When I was pregnant I wrote about how people assumed you should love their kid because you are pregnant. Wrong. It was such a weird phenomenon. Turns out, it just keeps on getting better….I mean worse.
I may be in the minority but just because I have a kid doesn’t mean I like kids. Or I should be more specific and say I don’t like all kids. I mean, I did coach gymnastics for years and worked in daycare for years but then kids kinda burned me out and so did their parents so that is why I’m in the insurance world now. Now my clients wear me out and act like children.
I digress. I’m not a person who likes to stick my kid on others. Also, my kids hates all people so that means I can’t really stick her on anyone to begin with. Having a kid people assume you will automatically be a second set of eyes for their kid. Especially in public. Hey, I’m going to just go over here and grab my towel, have a conversation with my friend by the pool but I’m sure you will let me know if my child is ready to fall into the water. I actually have my own kid to watch and this is mommy and me swim lessons, not social hour.

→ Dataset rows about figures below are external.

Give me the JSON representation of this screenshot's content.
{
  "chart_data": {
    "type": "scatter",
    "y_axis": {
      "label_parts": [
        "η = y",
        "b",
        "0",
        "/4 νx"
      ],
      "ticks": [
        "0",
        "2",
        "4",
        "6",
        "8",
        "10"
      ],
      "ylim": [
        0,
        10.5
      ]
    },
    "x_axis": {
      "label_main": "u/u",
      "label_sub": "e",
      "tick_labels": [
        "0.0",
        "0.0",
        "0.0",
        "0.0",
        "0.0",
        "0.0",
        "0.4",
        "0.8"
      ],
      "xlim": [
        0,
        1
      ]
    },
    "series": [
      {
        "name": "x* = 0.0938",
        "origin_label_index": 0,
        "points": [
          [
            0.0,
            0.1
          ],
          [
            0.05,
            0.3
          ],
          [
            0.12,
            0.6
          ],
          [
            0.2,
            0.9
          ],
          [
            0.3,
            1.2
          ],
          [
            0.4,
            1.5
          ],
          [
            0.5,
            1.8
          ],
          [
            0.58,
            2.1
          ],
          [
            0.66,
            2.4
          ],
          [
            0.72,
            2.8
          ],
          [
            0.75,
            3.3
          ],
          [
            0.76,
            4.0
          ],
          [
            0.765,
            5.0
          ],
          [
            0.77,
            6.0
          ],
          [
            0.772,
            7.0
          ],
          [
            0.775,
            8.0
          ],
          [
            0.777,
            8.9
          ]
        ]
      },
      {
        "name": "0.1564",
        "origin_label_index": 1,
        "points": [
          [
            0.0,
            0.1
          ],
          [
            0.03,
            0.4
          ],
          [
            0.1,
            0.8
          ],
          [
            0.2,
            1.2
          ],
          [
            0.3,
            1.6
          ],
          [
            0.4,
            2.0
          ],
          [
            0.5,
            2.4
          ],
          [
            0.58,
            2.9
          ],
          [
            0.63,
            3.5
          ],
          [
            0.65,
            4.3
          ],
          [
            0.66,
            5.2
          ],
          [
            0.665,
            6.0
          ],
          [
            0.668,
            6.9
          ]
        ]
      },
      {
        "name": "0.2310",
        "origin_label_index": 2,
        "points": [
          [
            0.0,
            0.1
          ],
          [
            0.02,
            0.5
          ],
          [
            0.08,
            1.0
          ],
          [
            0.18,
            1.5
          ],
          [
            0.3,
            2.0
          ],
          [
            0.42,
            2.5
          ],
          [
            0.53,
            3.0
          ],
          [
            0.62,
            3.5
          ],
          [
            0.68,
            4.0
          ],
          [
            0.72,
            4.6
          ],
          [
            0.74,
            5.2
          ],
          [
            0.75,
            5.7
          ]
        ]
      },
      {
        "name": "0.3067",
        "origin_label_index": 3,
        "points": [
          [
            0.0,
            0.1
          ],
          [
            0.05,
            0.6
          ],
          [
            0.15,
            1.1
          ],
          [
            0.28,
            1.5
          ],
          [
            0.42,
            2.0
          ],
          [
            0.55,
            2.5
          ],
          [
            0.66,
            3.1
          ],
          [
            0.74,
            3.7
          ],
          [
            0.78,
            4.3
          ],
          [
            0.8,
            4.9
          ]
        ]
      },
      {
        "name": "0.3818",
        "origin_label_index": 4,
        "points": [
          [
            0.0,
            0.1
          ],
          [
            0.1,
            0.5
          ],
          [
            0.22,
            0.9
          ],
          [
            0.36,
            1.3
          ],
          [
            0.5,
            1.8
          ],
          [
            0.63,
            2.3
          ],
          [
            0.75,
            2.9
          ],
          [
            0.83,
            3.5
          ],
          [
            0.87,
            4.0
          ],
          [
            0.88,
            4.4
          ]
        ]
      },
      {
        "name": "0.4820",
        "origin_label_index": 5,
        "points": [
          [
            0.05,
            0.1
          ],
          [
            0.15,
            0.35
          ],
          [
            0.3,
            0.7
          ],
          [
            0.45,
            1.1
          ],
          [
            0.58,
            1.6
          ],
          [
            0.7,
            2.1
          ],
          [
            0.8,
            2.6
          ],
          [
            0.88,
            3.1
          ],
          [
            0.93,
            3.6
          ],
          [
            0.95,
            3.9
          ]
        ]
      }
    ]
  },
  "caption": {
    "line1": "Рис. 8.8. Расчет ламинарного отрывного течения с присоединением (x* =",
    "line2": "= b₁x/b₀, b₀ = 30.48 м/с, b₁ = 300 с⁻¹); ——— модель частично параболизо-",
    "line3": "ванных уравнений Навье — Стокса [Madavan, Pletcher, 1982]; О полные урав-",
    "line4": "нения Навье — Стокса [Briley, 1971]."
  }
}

Just because I have a kid in my cart at the store doesn’t mean I will excuse your child when they won’t get out of my way. Is it cute when little Susie is skipping down the aisle at Target, singing a song, in her own world, not paying attention? Yes, because you are a good parent who apologizes and guides Susie to her own side of the aisle so we can pass. Is it cute when little Susie purposely won’t get the fuck out of my way and wants to play a game of chicken on purpose? Nope. Please, dear mother, don’t give me that look that says “kids will be kids.” No, instead tell your kid to show some respect and move their butt. I have a cranky kid ready for a nap, low on puffs and I’m trying to haul ass through Target.

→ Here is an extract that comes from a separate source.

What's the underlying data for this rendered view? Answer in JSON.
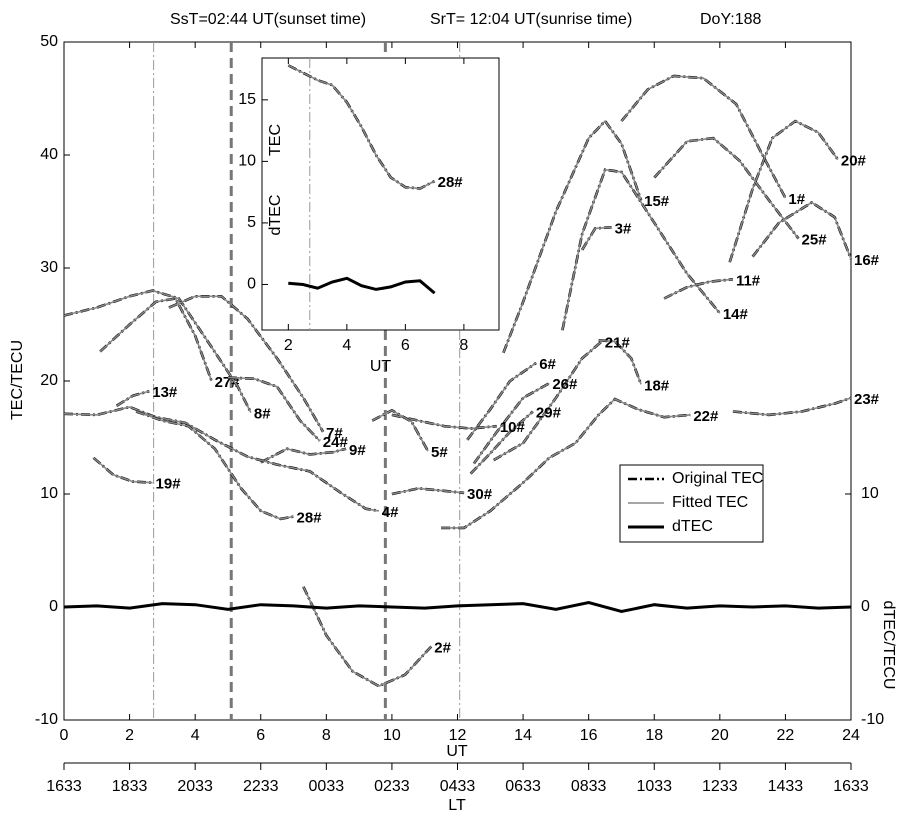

Before we had kids my friends were not in the habit of bringing their children to my home. They would normally ask if it was a kid friendly event that I was having before they brought them. That was cool and for our larger parties I have always announced that kids were not welcome or were welcomed. I’m rude that way but it seriously depended on the tone of the party. Since having a baby around people assume it is always okay to bring their children. They also assume it is a free for all for their kids to go in and destroy play with all of my child’s toys. Nothing has changed since our baby arrived. I still don’t like some of their children and still don’t want them in my house. They carry germs, disease, eat all my food, (and then bitch about my food) and tear the crap out of my house. Also, my kid lives here so she is naturally going to be around for wine night. I have no choice in that. I have a choice in your child being here. The answer is no.

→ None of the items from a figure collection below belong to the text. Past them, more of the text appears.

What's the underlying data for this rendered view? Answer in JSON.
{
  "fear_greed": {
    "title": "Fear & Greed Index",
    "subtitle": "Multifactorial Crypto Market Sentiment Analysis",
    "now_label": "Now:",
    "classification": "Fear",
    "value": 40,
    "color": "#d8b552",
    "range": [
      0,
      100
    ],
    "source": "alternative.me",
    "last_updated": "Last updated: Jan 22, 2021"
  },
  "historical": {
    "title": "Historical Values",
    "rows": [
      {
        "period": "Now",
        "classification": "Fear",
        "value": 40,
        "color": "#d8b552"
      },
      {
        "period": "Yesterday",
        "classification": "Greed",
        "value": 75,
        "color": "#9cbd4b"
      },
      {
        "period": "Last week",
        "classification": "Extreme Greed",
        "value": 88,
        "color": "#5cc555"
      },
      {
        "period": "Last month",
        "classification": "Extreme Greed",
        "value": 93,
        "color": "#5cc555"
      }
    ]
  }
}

This is repetitive from my initial pregnant post but there is always the over share person. The person who you sit next to at the doctor’s office, work or the random acquaintance that you run into at the grocery store. They see your kid and think it is fine to start pulling out pictures of their own kids/grandkids/niece/nephew/twice removed dog and start telling story after story about them. Let me just say, I’m not a total hater, I don’t mind swapping war stories with another mother but you know who I’m talking about. The people who don’t know when to stop, what is appropriate and THEN, with that story, they somehow sneak in a way of how you are probably parenting wrong.
Having a kid at your hip, like being pregnant, opens up a world of crap that people assume about you. They bust in on your bubble and assume an open book. Hey, we might all be in the same boat called parenting but it doesn’t mean I want to be that close to your kid. Hell, I don’t even like my own kid some days.
So much YES to this post. I couldn’t agree more. I am actually so incredibly glad that we a) live in a town that has a highway between it and the city that nobody seems to have any interest in driving to come and see us and b) not many of our friends have kids. and those that do have kids are the ones mentioned above. so it’s a bit of win/win for us. If we get invited to things we just automatically find a family member to babysit H and have an evening or event baby-free. We know that not everyone wants to hang out with H, and we also know that we love having that adult time too. plus, most events are usually in the evening and start right when H is supposed to go to bed. So why bring a cranky tired baby around to destroy the place? I have friends who offer to take care of other friend’s kids during the day if need be and I just sit back and go “why??” lol. I have no interest in taking care of someone else’s kid. Mine already exhausts me enough and he’s well behaved!! Of course, if it was a desperate situation I would agree to do it, but if I can avoid it, I most certainly will. I love my kid (some days I despise him lol) but that doesn’t mean that I am a huge kid lover!!
All my friends had kids well before me so I don’ think that helps. Big kids coming into the house feel like giants compared to Cora. And YES to the whole kid should be in bed in the evening thing. I sure don’t want to take her somewhere at that time if I don’t have to. Sounds miserable.